Don’t all greenhouses use solar sunlight? Yes and no. Many greenhouses use sunlight to grow plants, but add electricity, gas, and other power devices during cold winter months to keep the plants from dying. Growing crops in northern latitudes where winter months freeze, and sunlight is minimum, is traditionally done by installing light fixtures and/or greenhouse heaters. This may sound like a simple solution, but when you get the monthly electrical bill, you’ll find it’s no solution at all.
Fortunately, growers have developed greenhouse designs that get around this problem- We call it the Solar Greenhouse (AKA, passive solar greenhouse). A pure solar greenhouse creates energy by optimizing sunlight and positioning (facing) the grow-plant wall toward the south. This way the greenhouse will capture heat during the day, then let it back into the environment at night when it’s cold. Along with the orientation positioning; proper insulation, thermal mass, and clever glazing practices combine to creates a greenhouse that uses little if not any outside power .

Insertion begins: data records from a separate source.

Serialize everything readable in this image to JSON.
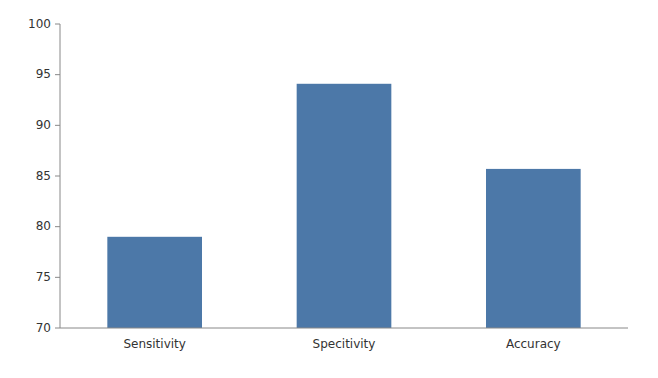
{
  "chart_data": {
    "type": "bar",
    "categories": [
      "Sensitivity",
      "Specitivity",
      "Accuracy"
    ],
    "values": [
      79.0,
      94.1,
      85.7
    ],
    "ylim": [
      70,
      100
    ],
    "yticks": [
      70,
      75,
      80,
      85,
      90,
      95,
      100
    ],
    "grid": false
  }
}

- Orientation is positioning the greenhouse plant area wall towards the south to maximize sunlight. Pointing it directly at the sun can overheat the building and harm plants, especially in the summer. It’s best to alter the south-faced wall marginally to the east at roughly 45° due south. This provides plenty of sunlight for plants with morning sun, and avoiding the heat that increases in late afternoon.
- If you can’t point southeast for whatever reason, orienting slightly to the west will suffice, though you may have to shade the plants in midday when the heat rises. *Tip, For optimum sun exposure, build the south-faced wall sloping at 45°. The north facing wall will be sloping at roughly 80° giving the south wall an expansive surface of sunlight.